06 圖1:列出連通集. Description: 給定一個有N個頂點和E條邊的無向圖,請用DFS和BFS分別列出其所有的連通集。假設頂點從0到N 1編號。進行搜索時,假設我們總是從編號最小的頂點出發,按編號遞增的順序訪問鄰接點。 Input: 輸入第1行給出2個整數N(0, 10)和E,分別是圖的 ...
06-圖1:列出連通集.
Description:
給定一個有N個頂點和E條邊的無向圖,請用DFS和BFS分別列出其所有的連通集。假設頂點從0到N-1編號。進行搜索時,假設我們總是從編號最小的頂點出發,按編號遞增的順序訪問鄰接點。
Input:
輸入第1行給出2個整數N(0, 10)和E,分別是圖的頂點數和邊數。隨後E行,每行給出一條邊的兩個端點。每行中的數字之間用1空格分隔。
Output:
按照"{v1, v2..., vk}"的格式,每行輸出一個連通集。先輸出DFS的結果,再輸出BFS的結果。
SampleInput:
8 6
0 7
0 1
2 0
4 1
2 4
3 5
SampleOutput:
{ 0 1 4 2 7 }
{ 3 5 }
{ 6 }
{ 0 1 2 7 4 }
{ 3 5 }
{ 6 }
Codes:
//#define LOCAL
#include <cstdio>
#include <queue>
using namespace std;
#define M 10
int ne, nv, check[M], g[M][M];
void bG() {
int i, v1, v2;
scanf("%d%d", &nv, &ne);
for(i=0; i<ne; ++i) {
scanf("%d%d", &v1, &v2);
g[v1][v2] = g[v2][v1] = 1;
}
}
int cV() {
int i;
for(i=0; i<nv; ++i)
if(!check[i]) break;
if(i == nv) return -1;
return i;
}
void cC() { for(int i=0; i<nv; ++i) check[i] = 0; }
int BFS() {
int i, j; queue<int> q;
i = cV();
if(i == -1) return i;
q.push(i); check[i] = 1;
printf("{ %d ", i);
while(!q.empty()) {
int t = q.front(); q.pop();
for(j=0; j<nv; ++j)
if(g[t][j]==1 && !check[j]) {
check[j] = 1; printf("%d ", j);
q.push(j);
}
}
printf("}\n"); return BFS();
}
void DFS(int vi) {
check[vi] = 1;
printf("%d ", vi);
for(int j=0; j<nv; ++j)
if(g[vi][j]==1 && !check[j]) DFS(j);
}
int listDFS() {
if(cV() == -1) return -1; printf("{ ");
DFS(cV()); printf("}\n");
return listDFS();
}
int main()
{
#ifdef LOCAL
freopen("E:\\Temp\\input.txt", "r", stdin);
freopen("E:\\Temp\\output.txt", "w", stdout);
#endif
bG(); listDFS(); cC(); BFS();
return 0;
}
06-圖2:Saving James Bond - Easy Version.
Description:
This time let us consider the situation in the movie "Live and Let Die" in which James Bond, the world's most famous spy, was captured by a group of drug dealers. He was sent to a small piece of land at the center of a lake filled with crocodiles. There he performed the most daring action to escape -- he jumped onto the head of the nearest crocodile! Before the animal realized what was happening, James jumped again onto the next big head... Finally he reached the bank before the last crocodile could bite him (actually the stunt man was caught by the big mouth and barely escaped with his extra thick boot).

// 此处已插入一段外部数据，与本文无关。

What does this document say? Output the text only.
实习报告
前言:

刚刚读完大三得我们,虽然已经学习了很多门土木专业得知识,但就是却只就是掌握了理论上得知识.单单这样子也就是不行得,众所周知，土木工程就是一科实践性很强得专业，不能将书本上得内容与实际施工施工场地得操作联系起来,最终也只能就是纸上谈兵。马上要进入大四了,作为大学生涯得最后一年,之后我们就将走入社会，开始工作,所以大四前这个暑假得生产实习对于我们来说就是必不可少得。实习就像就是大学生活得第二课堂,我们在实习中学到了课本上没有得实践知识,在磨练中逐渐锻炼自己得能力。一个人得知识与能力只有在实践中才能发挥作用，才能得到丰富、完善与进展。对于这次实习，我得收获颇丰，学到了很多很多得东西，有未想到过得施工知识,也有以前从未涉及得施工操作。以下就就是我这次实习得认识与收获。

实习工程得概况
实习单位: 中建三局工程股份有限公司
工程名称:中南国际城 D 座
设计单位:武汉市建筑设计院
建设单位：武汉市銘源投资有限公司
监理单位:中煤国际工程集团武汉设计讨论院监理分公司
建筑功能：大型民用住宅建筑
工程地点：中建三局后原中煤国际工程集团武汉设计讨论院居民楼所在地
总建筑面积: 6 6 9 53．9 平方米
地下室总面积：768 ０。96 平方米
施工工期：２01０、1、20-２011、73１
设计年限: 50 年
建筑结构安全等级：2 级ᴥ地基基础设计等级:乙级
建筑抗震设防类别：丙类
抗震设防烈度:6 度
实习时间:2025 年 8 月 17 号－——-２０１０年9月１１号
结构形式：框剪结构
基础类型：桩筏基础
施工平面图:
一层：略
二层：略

Assume that the lake is a 100 by 100 square one. Assume that the center of the lake is at (0,0) and the northeast corner at (50,50). The central island is a disk centered at (0,0) with the diameter of 15. A number of crocodiles are in the lake at various positions. Given the coordinates of each crocodile and the distance that James could jump, you must tell him whether or not he can escape.
Input:
Each input file contains one test case. Each case starts with a line containing two positive integers N(<=100), the number of crocodiles, and D, the maximum distance that James could jump. Then N lines follow, each containing the (x, y)(x,y) location of a crocodile. Note that no two crocodiles are staying at the same position.
Output:
For each test case, print in a line "Yes" if James can escape, or "No" if not.
SampleInput1:
14 20
25 -15
-25 28
8 49
29 15
-35 -2
5 28
27 -29
-8 -28
-20 -35
-25 -20
-13 29
-30 15
-35 40
12 12
SampleOutput1:
Yes
SampleInput2:
4 13
-12 12
12 12
-12 -12
12 -12
SampleOutput2:
No
Codes:
//#define LOCAL
#include <cstdio>
#include <cmath>
struct C { double x, y; };
int rC(double d, C p) { return (15+d)*(15+d)>=p.x*p.x+p.y*p.y; }
int rBe(double d, C p1, C p2) { return d*d>=(p1.x-p2.x)*(p1.x-p2.x)+(p1.y-p2.y)*(p1.y-p2.y); }
int rBa(double d, C p) {return p.x<=-50+d||p.x>=50-d||p.y>=50-d||p.y<=d-50;}
int DFS(double d, C *cr, int v, int *vi, int n) {
if(rBa(d, cr[v])) return 1;
for(int i=0; i<n; ++i)
if(!vi[i] && rBe(d, cr[v], cr[i])) {
vi[i] = 1;
if(DFS(d, cr, i, vi, n)) return 1;
}
return 0;
}
int main()
{
#ifdef LOCAL
freopen("E:\\Temp\\input.txt", "r", stdin);
freopen("E:\\Temp\\output.txt", "w", stdout);
#endif
int i, n, f = 0, vi[100] = {}; double d;
scanf("%d%lf", &n, &d);
if(d >= 35) { printf("Yes\n"); return 0; }
C cr[102];
for(i=0; i<n; ++i) scanf("%lf%lf", &cr[i].x, &cr[i].y);
for(i=0; i<n; ++i)
if(!vi[i] && rC(d, cr[i])) {
vi[i] = 1;
if(DFS(d, cr, i, vi, n)) { printf("Yes\n"); f = 1; break; }
}
if(!f) printf("No\n");
return 0;
}
06-圖3:六度空間.
Description:
“六度空間”理論又稱作“六度分隔(Six Degrees of Separation)”理論。這個理論可以通俗地闡述為:“你和任何一個陌生人之間所間隔的人不會超過六個,也就是說,最多通過五個人你就能夠認識任何一個陌生人。”如圖1所示。“六度空間”理論雖然得到廣泛的認同,並且正在得到越來越多的應用。但是數十年來,試圖驗證這個理論始終是許多社會學家努力追求的目標。然而由於歷史的原因,這樣的研究具有太大的局限性和困難。隨著當代人的聯絡主要依賴於電話、簡訊、微信以及網際網路上即時通信等工具,能夠體現社交網路關係的一手數據已經逐漸使得“六度空間”理論的驗證成為可能。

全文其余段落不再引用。